Magdalena no pudo evitar soltar una carcajada, aunque el asunto, que parecía broma, era demasiado serio. Ambos sabían que los norteamericanos estaban moviendo sus piezas en un tablero de ajedrez. El gobierno de Huerta estaba acorralado, se quedaba sin armas al tiempo que los rebeldes no cesaban de recibirlas; la invasión a puertos mexicanos era inminente; el ejército de Villa tendría el potencial de tomar todo el territorio, quizá hasta Centroamérica, donde los gobiernos eran títeres de Estados Unidos, desde Guatemala hasta Panamá, donde el canal transoceánico estaba completo, y aunque no lo habían inaugurado oficialmente, el primer barco de prueba ya había pasado exitosamente de lado a lado. El silencioso Imperio norteamericano del que tanto escribía José de Miurá se estaba convirtiendo en una realidad.

—¿En verdad los mexicanos no se dan cuenta de que luchan entre sí por los intereses de otros? —preguntó Magdalena.

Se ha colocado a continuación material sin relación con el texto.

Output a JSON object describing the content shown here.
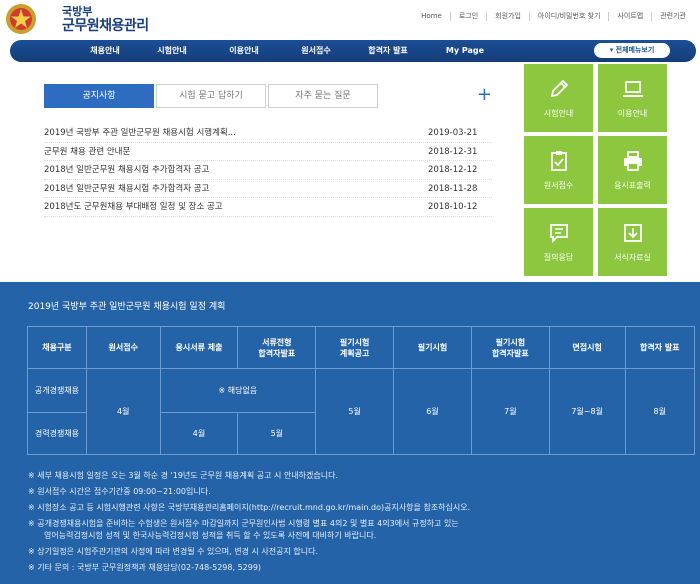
{
  "header": {
    "brand_sub": "국방부",
    "brand_main": "군무원채용관리",
    "utility_links": [
      "Home",
      "로그인",
      "회원가입",
      "아이디/비밀번호 찾기",
      "사이트맵",
      "관련기관"
    ]
  },
  "nav": {
    "items": [
      "채용안내",
      "시험안내",
      "이용안내",
      "원서접수",
      "합격자 발표",
      "My Page"
    ],
    "all_menu_label": "▾ 전체메뉴보기"
  },
  "notice": {
    "tabs": [
      "공지사항",
      "시험 묻고 답하기",
      "자주 묻는 질문"
    ],
    "active_tab": 0,
    "plus_label": "+",
    "items": [
      {
        "title": "2019년 국방부 주관 일반군무원 채용시험 시행계획...",
        "date": "2019-03-21"
      },
      {
        "title": "군무원 채용 관련 안내문",
        "date": "2018-12-31"
      },
      {
        "title": "2018년 일반군무원 채용시험 추가합격자 공고",
        "date": "2018-12-12"
      },
      {
        "title": "2018년 일반군무원 채용시험 추가합격자 공고",
        "date": "2018-11-28"
      },
      {
        "title": "2018년도 군무원채용 부대배정 일정 및 장소 공고",
        "date": "2018-10-12"
      }
    ]
  },
  "tiles": [
    {
      "label": "시험안내",
      "icon": "pencil-icon"
    },
    {
      "label": "이용안내",
      "icon": "laptop-icon"
    },
    {
      "label": "원서접수",
      "icon": "clipboard-check-icon"
    },
    {
      "label": "응시표출력",
      "icon": "printer-icon"
    },
    {
      "label": "질의응답",
      "icon": "chat-icon"
    },
    {
      "label": "서식자료실",
      "icon": "download-icon"
    }
  ],
  "schedule": {
    "title": "2019년 국방부 주관 일반군무원 채용시험 일정 계획",
    "headers": {
      "category": "채용구분",
      "application": "원서접수",
      "doc_submit": "응시서류 제출",
      "doc_pass": "서류전형\n합격자발표",
      "written_notice": "필기시험\n계획공고",
      "written": "필기시험",
      "written_pass": "필기시험\n합격자발표",
      "interview": "면접시험",
      "final": "합격자 발표"
    },
    "rows": {
      "open_label": "공개경쟁채용",
      "career_label": "경력경쟁채용",
      "application": "4월",
      "open_doc": "※ 해당없음",
      "career_doc_submit": "4월",
      "career_doc_pass": "5월",
      "written_notice": "5월",
      "written": "6월",
      "written_pass": "7월",
      "interview": "7월~8월",
      "final": "8월"
    },
    "notes": [
      "※ 세부 채용시험 일정은 오는 3월 하순 경 '19년도 군무원 채용계획 공고 시 안내하겠습니다.",
      "※ 원서접수 시간은 접수기간중 09:00~21:00입니다.",
      "※ 시험장소 공고 등 시험시행관련 사항은 국방부채용관리홈페이지(http://recruit.mnd.go.kr/main.do)공지사항을 참조하십시오.",
      "※ 공개경쟁채용시험을 준비하는 수험생은 원서접수 마감일까지 군무원인사법 시행령 별표 4의2 및 별표 4의3에서 규정하고 있는",
      "영어능력검정시험 성적 및 한국사능력검정시험 성적을 취득 할 수 있도록 사전에 대비하기 바랍니다.",
      "※ 상기일정은 시험주관기관의 사정에 따라 변경될 수 있으며, 변경 시 사전공지 합니다.",
      "※ 기타 문의 : 국방부 군무원정책과 채용담당(02-748-5298, 5299)"
    ]
  },
  "colors": {
    "brand_navy": "#1a3e7a",
    "nav_blue": "#1c4f96",
    "tab_active": "#2d6cc0",
    "tile_green": "#8dc63f",
    "schedule_bg": "#2563a8"
  }
}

—Evidentemente no. Lo han hecho durante todo un siglo desde su supuesta independencia. Toda la América Latina, bautizada así por Napoleón III, fue creada por masones ingleses, menos México, creado por masones americanos, arrebatado a Iturbide por masones americanos.

—¿Quizá también ha llegado mi momento de salir de México? —dijo Magdalena con tono de pregunta, quizá en busca de consejo.

—La guerra llegará a la capital, Beatriz. Sin importar lo que hagan el imperio alemán y sus espías, esta batalla está ganada por los americanos. Personas como tú no serán bien vistas.

—Tal vez debo marcharme a París.

—No. Acepta tus orígenes y vete a Berlín.

—Tú tienes muchos traumas con París y los franceses —respondió con una sonrisa.

—Quizá así sea —replicó Miurá—. Pero la guerra no será en Alemania; es mucho más probable que se libre en Rusia, en Austria, en Francia. En Berlín estarás a salvo.

—¿Y tú adónde irás?

—No lo sé. Quizá a España o quizá a Berlín; a donde la vida me lleve.

—¿Le dirás la verdad a Liza?

—Ya no es necesario. Ella está bien y no necesita esa verdad.

—¿Y qué harás con Johan Zimmermann?

José de Miurá y Zarazúa guardó silencio, cerró los ojos y se mantuvo así por un tiempo. Ése era precisamente el asunto que tenía que resolver, sin lo cual jamás sería verdaderamente libre. Reflexionó un momento. Tenía que enfrentarse a la situación más complicada de su vida.

—Creo que no me queda más remedio que acabar con él.

—¿Podrás hacerlo?

—No tengo opción, Magdalena. Si no acabo con él, será él quien termine conmigo. Es cuestión de vida o muerte.